Deborah says:
The double whammy. First of all, you gave up something for Lent (and why is it almost always food?) and 40 days later you’re ready to chow down again PLUS some crazy person decided we should all receive chocolate for being such good people! Where to start?
Okay, Lent. Now, I’m not practicing any sort of religion now that requires me to observe Lent (or Easter for that matter) but I did give something up for Lent, as did most of my non-religious friends. And what’s interesting is that for most of us, it was some type of food. I find that in itself so interesting, that we all have eating behaviors that bother us so much we feel we have to give them up for 40 days. I gave up peanut butter, but I gave up the behavior of peanut butter, not the food? Is that crazy? I’ve allowed myself to still use peanut butter in cooking (i.e. a few tablespoons in curries, etc.). What I gave up was snacking on it. My snack of a single cracker with peanut butter had evolved into crackers with peanut butter and sprinkled with chocolate chips and then a spoon dipped into peanut butter and then the bag of chocolate chips, and then repeat several times. It was a problem for me.

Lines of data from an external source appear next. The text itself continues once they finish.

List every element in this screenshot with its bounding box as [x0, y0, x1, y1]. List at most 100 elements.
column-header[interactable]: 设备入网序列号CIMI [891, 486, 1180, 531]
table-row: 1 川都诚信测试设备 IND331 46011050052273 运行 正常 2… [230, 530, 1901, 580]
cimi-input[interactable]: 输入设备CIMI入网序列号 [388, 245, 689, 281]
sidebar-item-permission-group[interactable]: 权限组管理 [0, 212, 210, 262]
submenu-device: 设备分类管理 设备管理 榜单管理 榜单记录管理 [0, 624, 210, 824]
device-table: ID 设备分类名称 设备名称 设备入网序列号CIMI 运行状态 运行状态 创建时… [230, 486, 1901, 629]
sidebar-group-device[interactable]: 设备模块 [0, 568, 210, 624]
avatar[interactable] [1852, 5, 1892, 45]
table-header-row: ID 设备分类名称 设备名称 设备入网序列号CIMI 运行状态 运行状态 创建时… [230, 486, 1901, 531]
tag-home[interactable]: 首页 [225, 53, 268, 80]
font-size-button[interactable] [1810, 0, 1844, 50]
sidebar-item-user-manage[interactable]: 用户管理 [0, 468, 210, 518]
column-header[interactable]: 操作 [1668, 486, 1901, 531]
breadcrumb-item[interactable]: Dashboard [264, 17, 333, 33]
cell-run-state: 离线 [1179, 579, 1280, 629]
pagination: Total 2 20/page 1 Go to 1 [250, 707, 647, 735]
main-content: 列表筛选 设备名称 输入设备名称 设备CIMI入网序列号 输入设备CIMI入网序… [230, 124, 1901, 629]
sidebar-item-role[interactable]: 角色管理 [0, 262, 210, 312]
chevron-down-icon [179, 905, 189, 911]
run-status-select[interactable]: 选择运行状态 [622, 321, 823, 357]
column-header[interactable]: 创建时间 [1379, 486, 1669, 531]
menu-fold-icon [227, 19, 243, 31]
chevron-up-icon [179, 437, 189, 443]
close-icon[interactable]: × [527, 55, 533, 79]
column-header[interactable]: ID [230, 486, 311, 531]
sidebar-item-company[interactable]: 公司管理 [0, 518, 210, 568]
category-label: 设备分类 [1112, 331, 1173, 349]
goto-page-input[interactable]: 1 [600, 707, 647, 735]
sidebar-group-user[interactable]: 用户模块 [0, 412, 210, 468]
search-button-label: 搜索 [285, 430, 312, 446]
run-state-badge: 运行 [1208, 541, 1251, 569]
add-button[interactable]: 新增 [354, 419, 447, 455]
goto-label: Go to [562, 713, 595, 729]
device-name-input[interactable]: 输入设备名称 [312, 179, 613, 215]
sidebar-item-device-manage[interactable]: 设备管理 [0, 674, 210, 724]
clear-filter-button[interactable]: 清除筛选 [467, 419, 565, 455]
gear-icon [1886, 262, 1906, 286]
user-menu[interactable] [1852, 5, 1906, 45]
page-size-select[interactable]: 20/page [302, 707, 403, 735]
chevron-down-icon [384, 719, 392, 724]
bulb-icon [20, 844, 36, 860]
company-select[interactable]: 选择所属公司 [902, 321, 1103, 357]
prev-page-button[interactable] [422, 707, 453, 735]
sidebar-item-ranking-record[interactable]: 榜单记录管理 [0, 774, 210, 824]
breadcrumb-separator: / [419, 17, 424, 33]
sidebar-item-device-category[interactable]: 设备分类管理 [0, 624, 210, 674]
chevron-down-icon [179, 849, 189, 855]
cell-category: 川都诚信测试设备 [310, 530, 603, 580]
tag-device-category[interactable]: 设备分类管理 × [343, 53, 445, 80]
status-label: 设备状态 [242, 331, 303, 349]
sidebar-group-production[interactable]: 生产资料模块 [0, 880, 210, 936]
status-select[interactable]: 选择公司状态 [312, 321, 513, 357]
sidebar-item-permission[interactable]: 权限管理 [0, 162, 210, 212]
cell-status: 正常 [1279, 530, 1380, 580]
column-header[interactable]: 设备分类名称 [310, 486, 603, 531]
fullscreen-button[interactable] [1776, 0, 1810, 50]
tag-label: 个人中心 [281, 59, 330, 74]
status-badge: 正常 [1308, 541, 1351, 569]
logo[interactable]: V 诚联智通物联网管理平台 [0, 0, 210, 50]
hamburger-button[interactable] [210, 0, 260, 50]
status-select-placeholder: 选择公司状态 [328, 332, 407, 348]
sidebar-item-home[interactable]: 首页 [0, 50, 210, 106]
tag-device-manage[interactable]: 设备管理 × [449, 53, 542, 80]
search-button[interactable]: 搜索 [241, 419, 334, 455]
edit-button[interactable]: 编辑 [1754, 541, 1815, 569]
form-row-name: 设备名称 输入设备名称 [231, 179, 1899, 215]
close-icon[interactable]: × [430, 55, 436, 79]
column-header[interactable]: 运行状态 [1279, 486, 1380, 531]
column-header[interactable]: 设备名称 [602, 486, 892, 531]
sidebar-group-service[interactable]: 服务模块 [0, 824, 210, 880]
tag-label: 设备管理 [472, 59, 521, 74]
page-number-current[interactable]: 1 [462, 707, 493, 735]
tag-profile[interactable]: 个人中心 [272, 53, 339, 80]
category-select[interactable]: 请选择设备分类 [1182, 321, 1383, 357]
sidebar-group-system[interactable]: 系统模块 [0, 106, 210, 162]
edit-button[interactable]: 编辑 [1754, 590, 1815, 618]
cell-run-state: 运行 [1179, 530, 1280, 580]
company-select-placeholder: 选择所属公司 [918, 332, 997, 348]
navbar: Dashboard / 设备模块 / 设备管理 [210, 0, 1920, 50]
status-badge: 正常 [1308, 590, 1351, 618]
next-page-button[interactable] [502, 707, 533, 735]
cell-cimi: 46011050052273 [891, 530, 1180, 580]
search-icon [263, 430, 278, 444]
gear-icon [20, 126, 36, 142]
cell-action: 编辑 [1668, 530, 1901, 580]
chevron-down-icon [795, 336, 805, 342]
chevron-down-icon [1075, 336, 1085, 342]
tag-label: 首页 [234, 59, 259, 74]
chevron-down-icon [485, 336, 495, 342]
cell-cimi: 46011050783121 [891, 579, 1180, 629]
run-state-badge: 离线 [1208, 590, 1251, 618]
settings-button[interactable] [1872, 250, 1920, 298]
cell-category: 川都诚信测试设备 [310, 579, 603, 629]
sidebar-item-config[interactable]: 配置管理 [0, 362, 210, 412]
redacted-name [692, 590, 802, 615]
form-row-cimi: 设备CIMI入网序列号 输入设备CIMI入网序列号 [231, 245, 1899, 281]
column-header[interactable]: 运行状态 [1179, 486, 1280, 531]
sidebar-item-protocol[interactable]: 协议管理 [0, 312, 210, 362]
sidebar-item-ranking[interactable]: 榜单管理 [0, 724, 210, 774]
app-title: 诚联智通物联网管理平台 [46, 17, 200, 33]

As to the chocolate. Fuck me. A holiday where there is chocolate laying around everywhere. And crappy chocolate. I mean those Easter Bunnies are disgusting, I don’t actually know how they can call them chocolate because I’m pretty sure there’s nothing in them that even resembles chocolate anymore. They taste awful, I don’t really enjoy them, but I eat them. And then the Devil himself invented things like Cadbury’s Easter Cream Eggs or Caramilk Eggs. And then every other candy manufacturer invented some sort of egg-shaped variation of their treats. And then they spend gazillions of dollars advertising the damned things with every other commercial on TV so that I can’t even enjoy my favourite shows without some sort of temptation. I hate the Easter Bunny! It’s crazy – chocolate isn’t even a big deal for me normally (unless it’s attached to peanut butter coating a spoon). I don’t think about chocolate all the time, I appreciate a nice bite of good chocolate, but it doesn’t make me crazy, keep me up nights. But I do think the month-long battering we take before the actual event is what makes me become a month long choco-holic, avoiding checkout lines everywhere.

How do you handle Easter?
Arlene says:

The alcoholic giving up alcohol for a week, month or more to prove they can is very common. You know it’s a problem when the entire time they are counting down to the day they can start again. When thoughts of the drink they would have if they could keep coming up over and over, it’s a problem. Yes, it works for food too, you know you have a problem when… you think of (fill in favourite food here) all the time; you plan for your next opportunity to have ____; you organize your life so ______ seems a rational choice and Easter is brutal for providing “rational” choices. We buy goodies for family and friends, and perhaps don’t give it all away. We receive goodies from family and friends and then are “obligated” to eat it. We use the LIE, “I don’t want it to go to waste.”
Make other choices. It really is that simple. Stop Lying about the reasons and make other choices for what you are giving to your family and friends; do not buy chocolate. If Easter is about getting together with family, then just do that.
Remember when it was about real eggs? There’s nothing wrong with eggs, healthy, protein filled, excellent vitamin sources. Maybe we need to go back to tradition and give pretty eggs, have fun making pretty eggs. If chocolate seems “essential”, then limit it to one high quality chocolate gift.
There are many options, but the most important step is making a decision, before you are surrounded by chocolate, about what you are buying, why and for whom.